あの日、君は僕の手をつよく握ったね
GWですね。みなさんいかがお過ごしですか。
連休中はですね。イベントごとが多くてですね。
富士急とか、ディズニーとかディズニーとか富士急とか。
その周辺のイベント会場とか、周辺のホテルでの仕事が多かったりします。
行楽シーズン、そんな場所に黒づくめのネクラ男が馳せ参じるわけで。
前にカップル。後ろにカップルって感じで。なんか、こう、人権すら危うい状況での出勤を余儀なくされるわけ。
モノレールの中でのミッキーの声に泣けてくる。「ハハッッ!」じゃねっつーの。こちとら仕事だっつーの。
ってことでね。そんなこんなで、思い出した昔の話を書きます。
19歳の時。付き合いたてだった女の子と富士急の巨大お化け屋敷に行ったことがある。
彼女は看護学生で、廃病院をモチーフにしている、その恐怖の巨大迷路に俺を誘った。
いちろーも怖がりではあるが、そこは惚れた女の頼み。快諾だ。
ひとりだったら辛いことも、ふたりでやると楽しかったりして。
そういう風に過ごせる彼女を俺は求めていた。ふたりの絆を確かめるのにこれ以上の舞台はない。
いちろーはまんざらでもない表情を浮かべつつ、迷宮内に潜入。
さっそく一体目のゾンビが出現する。
キャー、なんつっちゃってさ。
彼女が俺の手首に絡みついてくるわけ。
キャー、って……言っちゃってね。
俺の手首に……手ェ首がぁぁあぁぁアダダダァァァアアアダァァ!!!
俺の手首に、なんか、ブラジリアン柔術みたいな技がかかってる。つよいつよい。
その技使えばゾンビ撃退できんじゃね?つよいつよいってばつよい。
でも思ったの。ここで俺の人生は100㌫使い果たされたな、って。幸せだな、ってえェェェェ゛エエええェエエエエエェ゛!!!(二体目)
この日を境に、1日1日の進むペースがなんとなく早いし、うん、たぶん間違いないと思ォォオォォオアダダァァァァダダッッ!!!(三体目)
んでさ、ここでさ、男だから。俺は。勇気出して。
「怖いなら手ェつなごっかぁ~」なんて言ったわけ。
俺の手首、紫色になってきてるし。
そんで手ェ握ったわけですよ。そしたらさ。やっぱり、その握力たるや、女子のソレじゃないわけ。
たとえ女子だったとしても、たぶん何らかの球技の日本代表選手。ボール握る系の選抜投手。
俺の小指、軽くイっちまってる。並みの戦士ならとっくに思考停止してるくらいの激痛。
なんで俺の手をそんなに反対に反り返してくるん?
なんで一緒にお化け屋敷に入ってる男子に護身術みたいな手の握り方するん?
もうちょっと、ロマンチックな想定してた。女子の本気の握力舐めてた。
このへんでね、なんで俺、わざわざこんな真っ暗闇で、激痛に耐えてるのかわからなくなってきたんですよ。
なんでこんな闇の中で、恐怖の声(彼女)と激痛の声(いちろー)で見ず知らずのゾンビたちに一目置かれなきゃならんのか。
そんでね、さらになんだけど。迷宮の中程でね、彼女が動かなくなりました。
歩きたくないと。角を曲がりたくないと。そこにいるんだと。
そりゃいるだろう。お化け屋敷なんだから。なんで入った。
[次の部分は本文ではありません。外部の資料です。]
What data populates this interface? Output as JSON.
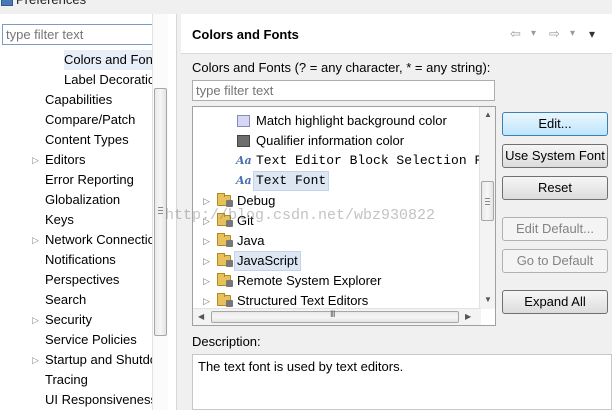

イヤイヤ期かと。
ここ仮にも病院なんだけど。どうした看護師の卵。
もうね。諦めて瞬速のノールックで団長の恐ろしく速い手刀を打とうかと思った。
そんで彼女を担いで出ようかな、と思った、その時。
でたーーーっ!!!
つって。
ギャアアアアアアアアァァァ!!(彼女・恐怖)
つって。
オアァァ゛ァァァア゛ああァァァ !!(いちろー・激痛)
なんつって。
その日以来、俺の着ていたジャージはヨレにヨレ、チャックが故障し、いつも同じところで引っかかるようになった。
脅かすために出てきたゾンビが、俺の服のはだけ方を心配する目つきになっていた。
ゾンビに気遣われた人類、たぶん俺が初めて。
こうして俺の小指は折れた。全治1ヶ月。
彼女には最終的に「いちろっぴとの将来が見えない」と言われ、フラれることになってしまう。
これが本当の骨折り損のくたびれ儲け、ってやつだ。